Setting out his plans to the first conference of the National Institute of Clinical Excellence (NICE) in Harrogate, Mr Milburn sought to put clear water between Labour and Tory policies on the NHS by insisting its needs could be met from taxation without resort to charges or private insurance.

His remarks came as doctors' leaders meeting at the British Medical Association yesterday called for a no-holds barred review of funding for the NHS. They joined a growing cacophony of voices, led by the opposition, insisting that the demands on the NHS are increasingly outstripping the Treasury's capacity to fund it.
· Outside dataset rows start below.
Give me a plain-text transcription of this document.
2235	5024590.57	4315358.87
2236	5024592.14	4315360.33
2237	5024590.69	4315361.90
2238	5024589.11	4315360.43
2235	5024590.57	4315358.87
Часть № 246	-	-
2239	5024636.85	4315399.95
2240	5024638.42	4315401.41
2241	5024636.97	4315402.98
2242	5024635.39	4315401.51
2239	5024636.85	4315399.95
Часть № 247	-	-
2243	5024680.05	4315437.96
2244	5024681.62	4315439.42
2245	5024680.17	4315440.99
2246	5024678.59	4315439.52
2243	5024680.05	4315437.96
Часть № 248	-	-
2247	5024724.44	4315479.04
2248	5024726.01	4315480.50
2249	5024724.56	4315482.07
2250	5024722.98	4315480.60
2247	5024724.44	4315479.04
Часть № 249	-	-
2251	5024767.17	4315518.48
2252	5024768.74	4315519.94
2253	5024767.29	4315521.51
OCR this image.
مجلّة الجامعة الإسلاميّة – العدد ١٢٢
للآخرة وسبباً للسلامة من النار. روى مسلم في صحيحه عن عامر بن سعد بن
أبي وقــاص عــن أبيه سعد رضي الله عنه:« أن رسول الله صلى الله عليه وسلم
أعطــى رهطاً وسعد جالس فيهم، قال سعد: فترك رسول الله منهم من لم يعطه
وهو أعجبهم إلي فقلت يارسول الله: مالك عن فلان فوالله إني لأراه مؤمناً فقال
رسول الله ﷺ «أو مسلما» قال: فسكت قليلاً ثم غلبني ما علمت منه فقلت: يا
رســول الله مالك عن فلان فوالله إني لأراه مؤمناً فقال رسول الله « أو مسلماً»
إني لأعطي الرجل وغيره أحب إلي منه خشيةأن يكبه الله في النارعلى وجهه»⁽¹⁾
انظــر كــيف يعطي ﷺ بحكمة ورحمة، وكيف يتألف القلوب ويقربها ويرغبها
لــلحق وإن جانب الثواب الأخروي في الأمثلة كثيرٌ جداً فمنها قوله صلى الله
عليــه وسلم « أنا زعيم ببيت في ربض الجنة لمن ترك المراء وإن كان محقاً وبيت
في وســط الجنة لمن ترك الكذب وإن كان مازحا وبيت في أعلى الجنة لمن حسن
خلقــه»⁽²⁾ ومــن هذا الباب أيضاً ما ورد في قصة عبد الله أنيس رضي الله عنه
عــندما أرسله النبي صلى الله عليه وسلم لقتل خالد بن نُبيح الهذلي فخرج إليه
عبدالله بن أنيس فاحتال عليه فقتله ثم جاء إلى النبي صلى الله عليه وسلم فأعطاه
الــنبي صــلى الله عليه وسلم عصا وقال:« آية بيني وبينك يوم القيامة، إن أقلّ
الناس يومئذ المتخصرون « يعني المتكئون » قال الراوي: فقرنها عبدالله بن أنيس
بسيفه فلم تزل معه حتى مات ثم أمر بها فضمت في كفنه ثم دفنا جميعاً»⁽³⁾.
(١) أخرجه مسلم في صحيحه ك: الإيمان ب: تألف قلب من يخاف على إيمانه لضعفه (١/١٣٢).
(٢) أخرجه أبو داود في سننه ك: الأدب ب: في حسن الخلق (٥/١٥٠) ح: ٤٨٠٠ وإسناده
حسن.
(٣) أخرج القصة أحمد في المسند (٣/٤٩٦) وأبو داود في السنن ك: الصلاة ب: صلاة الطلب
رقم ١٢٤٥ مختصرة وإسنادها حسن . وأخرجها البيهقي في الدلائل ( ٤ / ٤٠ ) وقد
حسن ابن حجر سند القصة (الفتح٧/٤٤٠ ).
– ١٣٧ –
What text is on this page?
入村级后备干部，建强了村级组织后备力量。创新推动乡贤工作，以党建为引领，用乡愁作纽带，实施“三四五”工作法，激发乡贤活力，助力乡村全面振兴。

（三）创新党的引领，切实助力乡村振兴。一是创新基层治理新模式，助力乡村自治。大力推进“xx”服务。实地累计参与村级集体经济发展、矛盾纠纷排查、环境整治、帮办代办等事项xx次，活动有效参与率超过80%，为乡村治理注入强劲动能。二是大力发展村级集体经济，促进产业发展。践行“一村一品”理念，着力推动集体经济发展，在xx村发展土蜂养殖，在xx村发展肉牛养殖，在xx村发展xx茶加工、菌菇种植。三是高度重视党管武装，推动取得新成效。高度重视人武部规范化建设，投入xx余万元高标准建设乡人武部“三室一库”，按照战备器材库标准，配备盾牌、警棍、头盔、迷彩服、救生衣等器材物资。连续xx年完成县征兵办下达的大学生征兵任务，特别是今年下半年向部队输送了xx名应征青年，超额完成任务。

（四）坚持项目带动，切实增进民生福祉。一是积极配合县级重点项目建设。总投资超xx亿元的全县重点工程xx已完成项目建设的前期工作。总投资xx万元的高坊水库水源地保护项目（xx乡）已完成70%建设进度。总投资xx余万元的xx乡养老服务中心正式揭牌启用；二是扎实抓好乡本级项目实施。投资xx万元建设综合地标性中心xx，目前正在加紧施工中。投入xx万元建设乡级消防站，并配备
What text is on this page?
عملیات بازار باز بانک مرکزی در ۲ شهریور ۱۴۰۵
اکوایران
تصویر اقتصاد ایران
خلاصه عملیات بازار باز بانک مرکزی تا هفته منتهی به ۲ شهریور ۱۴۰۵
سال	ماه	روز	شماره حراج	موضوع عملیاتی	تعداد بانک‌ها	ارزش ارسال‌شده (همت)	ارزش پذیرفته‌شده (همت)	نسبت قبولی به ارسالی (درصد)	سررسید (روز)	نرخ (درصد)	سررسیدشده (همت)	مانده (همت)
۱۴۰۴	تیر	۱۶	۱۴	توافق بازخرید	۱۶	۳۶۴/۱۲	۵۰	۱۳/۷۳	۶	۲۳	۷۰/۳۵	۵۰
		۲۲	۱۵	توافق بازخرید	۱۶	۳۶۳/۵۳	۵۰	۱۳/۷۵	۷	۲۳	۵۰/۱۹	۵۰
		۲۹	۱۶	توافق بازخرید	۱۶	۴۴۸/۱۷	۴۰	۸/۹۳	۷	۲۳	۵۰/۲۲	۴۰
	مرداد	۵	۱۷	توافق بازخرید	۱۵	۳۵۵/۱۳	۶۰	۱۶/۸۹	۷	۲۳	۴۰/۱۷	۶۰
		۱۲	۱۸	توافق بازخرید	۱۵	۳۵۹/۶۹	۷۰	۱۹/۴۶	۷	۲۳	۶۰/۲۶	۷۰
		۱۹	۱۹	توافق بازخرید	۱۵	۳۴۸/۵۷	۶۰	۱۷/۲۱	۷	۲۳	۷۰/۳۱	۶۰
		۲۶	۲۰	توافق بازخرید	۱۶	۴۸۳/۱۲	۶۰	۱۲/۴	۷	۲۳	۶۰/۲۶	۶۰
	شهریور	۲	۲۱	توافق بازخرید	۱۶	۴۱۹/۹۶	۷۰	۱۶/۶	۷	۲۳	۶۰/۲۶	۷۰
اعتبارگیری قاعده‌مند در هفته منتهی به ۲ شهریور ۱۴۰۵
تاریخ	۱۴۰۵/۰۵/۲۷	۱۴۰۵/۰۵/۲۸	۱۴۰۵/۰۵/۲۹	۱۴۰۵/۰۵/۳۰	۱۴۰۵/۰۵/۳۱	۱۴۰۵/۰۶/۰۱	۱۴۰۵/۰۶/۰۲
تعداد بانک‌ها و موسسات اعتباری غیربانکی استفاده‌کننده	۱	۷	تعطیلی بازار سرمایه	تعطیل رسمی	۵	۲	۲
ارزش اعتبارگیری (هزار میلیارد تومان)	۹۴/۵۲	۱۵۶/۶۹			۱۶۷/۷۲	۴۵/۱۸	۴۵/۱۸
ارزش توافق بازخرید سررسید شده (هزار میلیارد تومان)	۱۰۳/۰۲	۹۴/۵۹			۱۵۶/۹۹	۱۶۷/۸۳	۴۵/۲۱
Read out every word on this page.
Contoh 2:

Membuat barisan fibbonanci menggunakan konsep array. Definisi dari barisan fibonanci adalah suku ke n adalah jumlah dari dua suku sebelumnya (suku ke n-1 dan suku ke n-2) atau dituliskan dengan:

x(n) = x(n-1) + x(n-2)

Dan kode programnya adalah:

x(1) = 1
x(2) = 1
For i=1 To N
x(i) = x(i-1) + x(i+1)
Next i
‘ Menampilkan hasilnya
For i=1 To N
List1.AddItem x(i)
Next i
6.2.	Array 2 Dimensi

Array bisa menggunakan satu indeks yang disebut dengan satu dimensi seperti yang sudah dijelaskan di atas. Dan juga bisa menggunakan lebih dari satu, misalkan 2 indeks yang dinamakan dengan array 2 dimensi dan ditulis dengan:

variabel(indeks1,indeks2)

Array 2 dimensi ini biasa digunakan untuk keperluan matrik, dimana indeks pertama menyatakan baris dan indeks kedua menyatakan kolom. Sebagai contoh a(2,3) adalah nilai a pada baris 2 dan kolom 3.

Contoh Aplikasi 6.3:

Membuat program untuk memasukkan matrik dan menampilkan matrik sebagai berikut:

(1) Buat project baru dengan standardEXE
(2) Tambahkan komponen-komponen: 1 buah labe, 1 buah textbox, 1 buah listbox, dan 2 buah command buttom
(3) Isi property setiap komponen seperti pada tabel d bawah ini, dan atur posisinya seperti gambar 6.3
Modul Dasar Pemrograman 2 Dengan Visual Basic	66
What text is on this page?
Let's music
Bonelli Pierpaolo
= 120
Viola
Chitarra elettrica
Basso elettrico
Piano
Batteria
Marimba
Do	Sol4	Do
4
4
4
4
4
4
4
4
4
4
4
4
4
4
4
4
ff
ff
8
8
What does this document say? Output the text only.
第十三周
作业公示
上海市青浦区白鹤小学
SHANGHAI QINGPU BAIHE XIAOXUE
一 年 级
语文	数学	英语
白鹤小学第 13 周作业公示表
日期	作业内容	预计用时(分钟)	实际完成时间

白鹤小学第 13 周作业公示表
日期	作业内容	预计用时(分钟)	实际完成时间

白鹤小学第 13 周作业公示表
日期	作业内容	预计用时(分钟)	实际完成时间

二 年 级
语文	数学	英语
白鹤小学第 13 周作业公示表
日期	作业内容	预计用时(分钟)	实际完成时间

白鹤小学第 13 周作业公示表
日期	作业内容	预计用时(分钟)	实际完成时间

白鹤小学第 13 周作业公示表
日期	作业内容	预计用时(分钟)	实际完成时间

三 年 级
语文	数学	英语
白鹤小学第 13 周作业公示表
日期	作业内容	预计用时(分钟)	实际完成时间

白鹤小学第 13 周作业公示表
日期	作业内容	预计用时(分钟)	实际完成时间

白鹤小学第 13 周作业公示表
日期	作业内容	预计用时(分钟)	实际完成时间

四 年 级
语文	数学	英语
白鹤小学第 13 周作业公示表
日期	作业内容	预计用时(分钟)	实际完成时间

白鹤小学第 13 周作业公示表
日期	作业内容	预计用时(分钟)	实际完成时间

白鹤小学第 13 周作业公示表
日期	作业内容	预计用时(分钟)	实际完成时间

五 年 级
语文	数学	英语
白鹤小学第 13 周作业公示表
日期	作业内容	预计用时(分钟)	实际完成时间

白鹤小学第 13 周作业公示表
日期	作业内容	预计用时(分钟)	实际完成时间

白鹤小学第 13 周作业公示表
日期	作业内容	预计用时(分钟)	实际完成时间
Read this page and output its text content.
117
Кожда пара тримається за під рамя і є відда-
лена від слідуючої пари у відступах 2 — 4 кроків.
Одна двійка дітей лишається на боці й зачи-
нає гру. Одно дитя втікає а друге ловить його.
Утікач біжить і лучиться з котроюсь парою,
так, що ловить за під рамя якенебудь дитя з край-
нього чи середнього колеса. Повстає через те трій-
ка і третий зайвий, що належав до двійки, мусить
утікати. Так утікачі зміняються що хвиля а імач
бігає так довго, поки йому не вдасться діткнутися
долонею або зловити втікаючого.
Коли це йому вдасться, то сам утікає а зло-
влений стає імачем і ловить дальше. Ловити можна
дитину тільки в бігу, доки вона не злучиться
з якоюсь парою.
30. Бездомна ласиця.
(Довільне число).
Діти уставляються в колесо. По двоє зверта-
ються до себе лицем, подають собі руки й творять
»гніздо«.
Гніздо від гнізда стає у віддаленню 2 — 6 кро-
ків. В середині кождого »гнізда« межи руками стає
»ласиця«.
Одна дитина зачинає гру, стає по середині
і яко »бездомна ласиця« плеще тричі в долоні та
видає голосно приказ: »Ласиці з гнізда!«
But Mr Milburn rejected the claim and insisted charges would fall on the elderly and the young, who had most need of the NHS but who could least afford to pay, while private insurance would be affordable only for those least likely to claim on it.

"The NHS is both fairer and more efficient than the privatised alternative. We reject the private option as intrinsically flawed," he said.

The NHS could not provide everything it was theoretically possible to provide, even if the whole of the UK's Gross Domestic Product were spent on it but to call that "rationing" was meaningless, he said. "What is true is that the NHS, just like every other health care system in the world has to set priorities and make choices. The issue is not whether there are choices to be made but how those choices are to be made."